L’acte signé par Sébastien Dano Djédjé pour le PPA-CI et Noël Akossi Bendjo pour le PDCI vise à formaliser une plateforme politique commune, avec des organes de coordination paritaires et un engagement à mener ensemble les futures batailles électorales. Les mots choisis sont lourds de sens : ce n’est pas une alliance idéologique, affirment-ils, mais un front “d’intérêt national” fondé sur l’urgence démocratique. Les revendications sont claires : réintégration des figures radiées (Gbagbo, Thiam, Soro, Blé Goudé, Bendjo), réforme de la CEI, audit indépendant du fichier électoral, transparence du dépouillement et dialogue inclusif. Autant de points qui traduisent une défiance persistante à l’égard des institutions actuelles, mais aussi une volonté d’imposer une nouvelle lecture du jeu politique.
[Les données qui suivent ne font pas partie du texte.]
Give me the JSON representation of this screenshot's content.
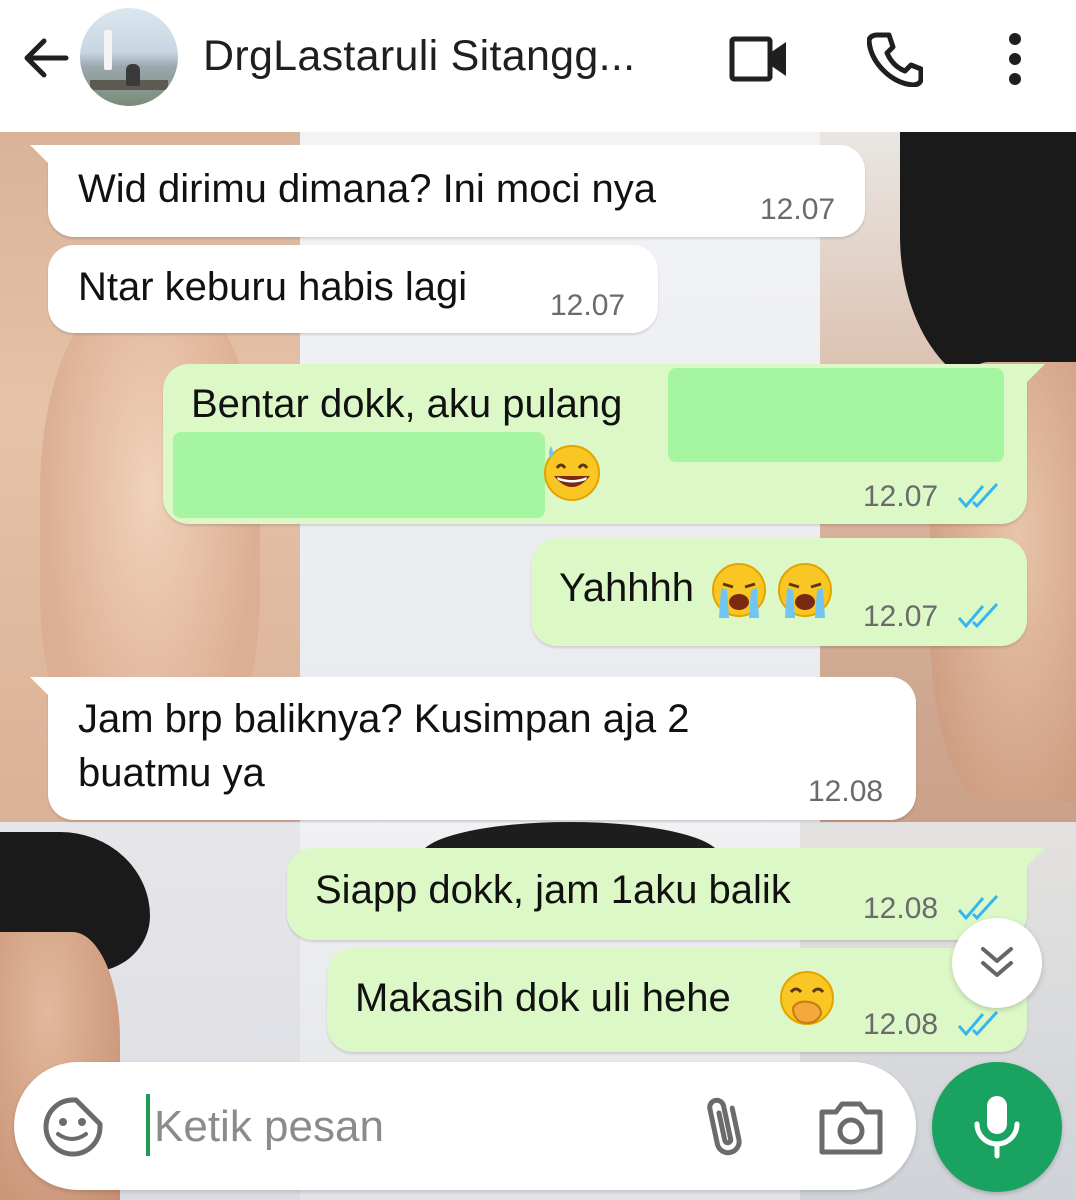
{
  "header": {
    "contact_name": "DrgLastaruli Sitangg...",
    "icons": [
      "back-arrow-icon",
      "video-call-icon",
      "voice-call-icon",
      "more-options-icon"
    ]
  },
  "messages": [
    {
      "direction": "incoming",
      "text": "Wid dirimu dimana? Ini moci nya",
      "time": "12.07"
    },
    {
      "direction": "incoming",
      "text": "Ntar keburu habis lagi",
      "time": "12.07"
    },
    {
      "direction": "outgoing",
      "text": "Bentar dokk, aku pulang",
      "emoji": "grinning-sweat-face",
      "time": "12.07",
      "status": "read",
      "redacted": true
    },
    {
      "direction": "outgoing",
      "text": "Yahhhh",
      "emoji": "loudly-crying-face x2",
      "time": "12.07",
      "status": "read"
    },
    {
      "direction": "incoming",
      "text_line1": "Jam brp baliknya? Kusimpan aja 2",
      "text_line2": "buatmu ya",
      "time": "12.08"
    },
    {
      "direction": "outgoing",
      "text": "Siapp dokk, jam 1aku balik",
      "time": "12.08",
      "status": "read"
    },
    {
      "direction": "outgoing",
      "text": "Makasih dok uli hehe",
      "emoji": "face-with-hand-over-mouth",
      "time": "12.08",
      "status": "read"
    }
  ],
  "composer": {
    "placeholder": "Ketik pesan",
    "icons": [
      "sticker-icon",
      "attach-icon",
      "camera-icon",
      "mic-icon"
    ]
  },
  "colors": {
    "outgoing_bubble": "#dcf8c6",
    "incoming_bubble": "#ffffff",
    "read_ticks": "#34b7f1",
    "mic_button": "#1aa260",
    "redaction": "#a6f5a0"
  }
}
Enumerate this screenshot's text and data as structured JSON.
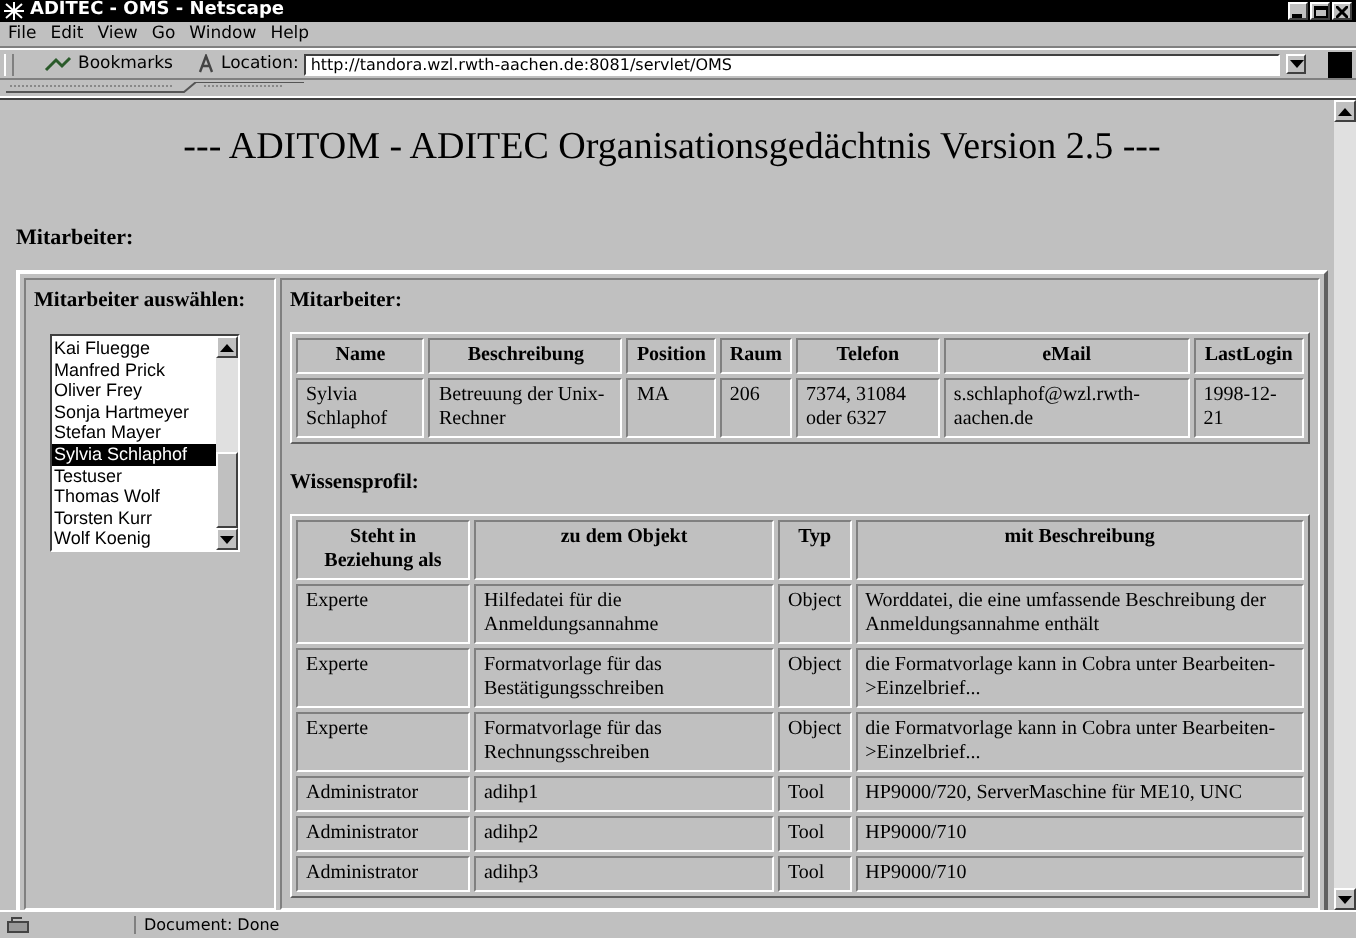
{
  "window": {
    "title": "ADITEC - OMS - Netscape"
  },
  "menu": [
    "File",
    "Edit",
    "View",
    "Go",
    "Window",
    "Help"
  ],
  "toolbar": {
    "bookmarks": "Bookmarks",
    "location_label": "Location:",
    "url": "http://tandora.wzl.rwth-aachen.de:8081/servlet/OMS"
  },
  "heading": "--- ADITOM - ADITEC Organisationsgedächtnis Version 2.5 ---",
  "section_title": "Mitarbeiter:",
  "selector": {
    "title": "Mitarbeiter auswählen:",
    "items": [
      {
        "label": "Kai Fluegge",
        "selected": false
      },
      {
        "label": "Manfred Prick",
        "selected": false
      },
      {
        "label": "Oliver Frey",
        "selected": false
      },
      {
        "label": "Sonja Hartmeyer",
        "selected": false
      },
      {
        "label": "Stefan Mayer",
        "selected": false
      },
      {
        "label": "Sylvia Schlaphof",
        "selected": true
      },
      {
        "label": "Testuser",
        "selected": false
      },
      {
        "label": "Thomas Wolf",
        "selected": false
      },
      {
        "label": "Torsten Kurr",
        "selected": false
      },
      {
        "label": "Wolf Koenig",
        "selected": false
      }
    ]
  },
  "employee": {
    "title": "Mitarbeiter:",
    "columns": [
      "Name",
      "Beschreibung",
      "Position",
      "Raum",
      "Telefon",
      "eMail",
      "LastLogin"
    ],
    "rows": [
      [
        "Sylvia Schlaphof",
        "Betreuung der Unix-Rechner",
        "MA",
        "206",
        "7374, 31084 oder 6327",
        "s.schlaphof@wzl.rwth-aachen.de",
        "1998-12-21"
      ]
    ]
  },
  "knowledge": {
    "title": "Wissensprofil:",
    "columns": [
      "Steht in Beziehung als",
      "zu dem Objekt",
      "Typ",
      "mit Beschreibung"
    ],
    "rows": [
      [
        "Experte",
        "Hilfedatei für die Anmeldungsannahme",
        "Object",
        "Worddatei, die eine umfassende Beschreibung der Anmeldungsannahme enthält"
      ],
      [
        "Experte",
        "Formatvorlage für das Bestätigungsschreiben",
        "Object",
        "die Formatvorlage kann in Cobra unter Bearbeiten->Einzelbrief..."
      ],
      [
        "Experte",
        "Formatvorlage für das Rechnungsschreiben",
        "Object",
        "die Formatvorlage kann in Cobra unter Bearbeiten->Einzelbrief..."
      ],
      [
        "Administrator",
        "adihp1",
        "Tool",
        "HP9000/720, ServerMaschine für ME10, UNC"
      ],
      [
        "Administrator",
        "adihp2",
        "Tool",
        "HP9000/710"
      ],
      [
        "Administrator",
        "adihp3",
        "Tool",
        "HP9000/710"
      ]
    ]
  },
  "status_bar": {
    "text": "Document: Done"
  }
}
Ce rapprochement inédit entre Houphouëtistes et Gbagboïstes marque un tournant. L’histoire récente des deux camps est faite de fractures, de méfiances et d’affrontements. Leur volonté d’unir leurs forces pourrait être perçue comme un pas vers une réconciliation nationale par le haut. Mais cette alliance suscite aussi des interrogations profondes. D’abord sur sa solidité : ni Thiam ni Gbagbo n’ont encore officiellement commenté cette initiative. Ensuite sur sa portée : aucun nom de candidat unique n’a été avancé, et les appareils des deux partis conservent des logiques internes souvent divergentes, voire concurrentes. Enfin, sur son timing : cette entente naît alors que plusieurs leaders d’opposition sont exclus de la liste électorale, ce qui confère à cette alliance un parfum de riposte institutionnelle plus que de vision partagée.
Dans un contexte où l’électorat attend des propositions concrètes et des signes de maturité démocratique, cette initiative sera jugée non pas sur l’intensité de son discours, mais sur sa capacité à articuler un projet crédible, lisible et réaliste pour l’après-2025. La force d’un front ne réside pas seulement dans la dénonciation commune d’un adversaire, mais dans l’élaboration d’un horizon partagé. Pour l’instant, ce front commun ressemble davantage à un pacte de survie électorale face à une machine RHDP bien rodée, qu’à une refondation de l’opposition ivoirienne.
Reste à savoir si cette démarche produira une dynamique d’adhésion populaire ou si elle se limitera à une alliance tactique entre états-majors. Dans tous les cas, elle rebat les cartes et annonce une campagne électorale tendue, où la légitimité démocratique ne se jouera pas seulement dans les urnes, mais aussi dans la perception que les Ivoiriens auront de ceux qui prétendent les représenter.